By Madison McHugh
September 9 was the 45th anniversary of the Attica Prison uprising, the largest prison protest in United States’ history.
The Incarcerated Workers of the World union organized through mailings, conference calls, and partnerships with lawyers and local advocates, according the The New Yorker. Thousands of prisoners have participated in marches, work strikes, and hunger strikes to attract the attention of mainstream media. However, the protests are overlooked by citizens and politicians alike for its relation to criminals.
Organized by tens of thousands of inmates, their grievances keep in accordance with the history of “legalized slavery” via a caveat in the 13th Amendment of the U.S. Constitution: little-or-no-pay prison labor, racial discrimination, and excessive force are just a few of the various complaints.
The U.S. Supreme Court has said though prisons do not have to be comfortable, they should not be dangerous nor dehumanizing, according to CNN. The strike represents these declarations, insisting that criminal rehabilitation cannot take a back seat to cheap industrial output, estimated at a minimum of $2 billion annually, according to Prison Policy.

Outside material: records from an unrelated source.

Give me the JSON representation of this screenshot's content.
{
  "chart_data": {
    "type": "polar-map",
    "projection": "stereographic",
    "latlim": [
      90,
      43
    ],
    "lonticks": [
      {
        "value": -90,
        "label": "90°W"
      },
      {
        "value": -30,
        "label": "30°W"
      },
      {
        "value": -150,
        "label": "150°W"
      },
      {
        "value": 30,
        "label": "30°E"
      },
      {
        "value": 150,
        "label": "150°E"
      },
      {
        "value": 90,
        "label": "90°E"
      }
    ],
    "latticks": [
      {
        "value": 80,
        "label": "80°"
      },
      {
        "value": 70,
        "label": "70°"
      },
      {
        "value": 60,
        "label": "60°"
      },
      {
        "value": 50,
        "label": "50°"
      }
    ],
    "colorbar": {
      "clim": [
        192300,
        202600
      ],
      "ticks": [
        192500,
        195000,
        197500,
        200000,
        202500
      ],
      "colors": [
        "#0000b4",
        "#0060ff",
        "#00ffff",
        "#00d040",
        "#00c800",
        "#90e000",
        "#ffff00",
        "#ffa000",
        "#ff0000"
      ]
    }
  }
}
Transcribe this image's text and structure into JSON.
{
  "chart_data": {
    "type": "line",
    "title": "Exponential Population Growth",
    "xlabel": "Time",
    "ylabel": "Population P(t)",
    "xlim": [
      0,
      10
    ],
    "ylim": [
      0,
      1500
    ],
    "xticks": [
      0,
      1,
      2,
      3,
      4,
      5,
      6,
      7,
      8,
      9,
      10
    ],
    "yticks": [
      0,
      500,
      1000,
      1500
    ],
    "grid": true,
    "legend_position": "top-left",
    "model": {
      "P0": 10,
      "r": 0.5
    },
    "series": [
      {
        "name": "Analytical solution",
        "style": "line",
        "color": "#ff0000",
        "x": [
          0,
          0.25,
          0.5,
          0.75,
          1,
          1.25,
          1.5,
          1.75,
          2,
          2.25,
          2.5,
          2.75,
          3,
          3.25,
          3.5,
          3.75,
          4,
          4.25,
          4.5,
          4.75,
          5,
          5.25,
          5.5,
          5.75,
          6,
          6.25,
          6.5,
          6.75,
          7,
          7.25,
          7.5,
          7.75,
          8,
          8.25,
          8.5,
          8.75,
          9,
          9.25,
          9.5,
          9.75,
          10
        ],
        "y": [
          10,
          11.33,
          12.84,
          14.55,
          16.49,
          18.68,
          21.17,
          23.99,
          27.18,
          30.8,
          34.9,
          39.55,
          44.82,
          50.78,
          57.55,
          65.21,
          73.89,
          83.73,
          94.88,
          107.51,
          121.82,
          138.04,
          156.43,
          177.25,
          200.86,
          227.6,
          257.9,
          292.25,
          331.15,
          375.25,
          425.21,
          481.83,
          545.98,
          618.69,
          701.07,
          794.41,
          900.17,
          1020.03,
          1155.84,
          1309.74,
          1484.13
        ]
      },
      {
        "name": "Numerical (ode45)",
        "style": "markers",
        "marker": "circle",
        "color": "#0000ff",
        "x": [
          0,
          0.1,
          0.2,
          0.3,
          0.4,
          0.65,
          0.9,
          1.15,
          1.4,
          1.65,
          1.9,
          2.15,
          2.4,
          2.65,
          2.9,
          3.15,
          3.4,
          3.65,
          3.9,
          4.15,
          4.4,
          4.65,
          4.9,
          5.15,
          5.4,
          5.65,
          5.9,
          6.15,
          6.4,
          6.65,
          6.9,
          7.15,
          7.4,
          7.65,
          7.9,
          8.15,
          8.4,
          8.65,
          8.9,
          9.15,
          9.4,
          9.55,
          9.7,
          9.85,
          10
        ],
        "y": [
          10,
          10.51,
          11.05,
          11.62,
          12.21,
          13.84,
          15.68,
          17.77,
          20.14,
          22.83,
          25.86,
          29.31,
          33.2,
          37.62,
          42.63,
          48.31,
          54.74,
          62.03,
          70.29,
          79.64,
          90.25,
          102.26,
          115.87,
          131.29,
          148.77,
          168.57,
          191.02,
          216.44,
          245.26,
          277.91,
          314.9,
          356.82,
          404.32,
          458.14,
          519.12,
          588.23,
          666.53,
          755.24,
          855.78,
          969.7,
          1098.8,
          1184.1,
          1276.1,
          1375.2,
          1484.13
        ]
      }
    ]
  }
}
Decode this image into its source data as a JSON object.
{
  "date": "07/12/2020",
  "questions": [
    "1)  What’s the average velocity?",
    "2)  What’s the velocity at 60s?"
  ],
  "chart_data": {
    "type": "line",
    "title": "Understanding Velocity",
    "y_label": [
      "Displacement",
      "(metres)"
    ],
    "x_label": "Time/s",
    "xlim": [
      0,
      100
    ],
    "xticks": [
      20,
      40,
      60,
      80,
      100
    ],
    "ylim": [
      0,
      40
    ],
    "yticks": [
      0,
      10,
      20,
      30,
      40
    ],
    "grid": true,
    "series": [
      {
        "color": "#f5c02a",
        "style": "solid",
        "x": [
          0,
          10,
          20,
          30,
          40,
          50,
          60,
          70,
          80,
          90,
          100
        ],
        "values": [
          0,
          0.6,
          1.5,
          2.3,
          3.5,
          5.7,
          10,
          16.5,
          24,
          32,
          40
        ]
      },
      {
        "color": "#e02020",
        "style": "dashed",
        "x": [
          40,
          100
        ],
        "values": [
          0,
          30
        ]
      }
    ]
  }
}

The U.S. has less than 5 percent of the world’s population, but almost 25 percent of the world’s total prison population. In the 1980s and 1990s, many “get tough” policies were enacted to counteract a spike in crime during the 1960s, including “truth in sentencing laws, mandatory minimums, mandatory drug sentences, life sentence without possibility of parole, and the three-strikes law,” according to The Washington Post.
“The underdevelopment of government institutions [penal, policing, welfare or social] has meant that the default, reflex response to crime is simply to lock people up,” said David Garland, a New York University law and sociology professor. Given the many policies enacted in the 20th century, there is an easy opportunity to do so and fail to blink an eye.
It is the underdevelopment of these government institutions which assess criminality that cause an opinion of indifference to appear in the general population; when we are told that people deserve to be locked up and/or mistreated in circumstances whose causes are rooted in other institutional failures, we don’t see the issue with mass incarceration so long as it keeps “criminals” “off of the streets.” But who constitutes a criminal in the U.S., and how are we supposed to approach them?
According to the New York Times article, “Punishment Fails. Rehabilitation Works,” James Gilligan, a clinical professor of psychiatry and adjunct professor of law at New York University, says that prisoners in the United States are not treated for rehabilitation in facilities; instead, two-thirds reoffend within three years of leaving prison and get locked back up for more serious offenses due to systematic failures.
The prison system must recognize its unique ability to help individuals change their behavior and deal with their problems nonviolently and constructively. This cannot be accomplished by using violence against them.
“People learn by example,” Gilligan says. “Generations of research has shown that the more severely children are punished, the more violent they become, as children and as adults. The same is true of adults, especially those in prison.”
Ultimately, Gilligan is lobbying for an “anti-prison” system where prisoners would remain separated from normal communities, but would be offered every form of therapy and education during their stay. In addition to decreasing the frequency of violent reoffending by 83 percent, the program saves taxpayers $4 for every $1 spent due to lower reincarceration altogether (roughly $30,000 per year per person).
Whether or not the general public will be able to find sympathy for prison protestors is a matter of reassessing whether there is a place for legal slavery when it concerns criminals, who are more often than not simply victims of a larger, failing system, rather than truly evil individuals in our society.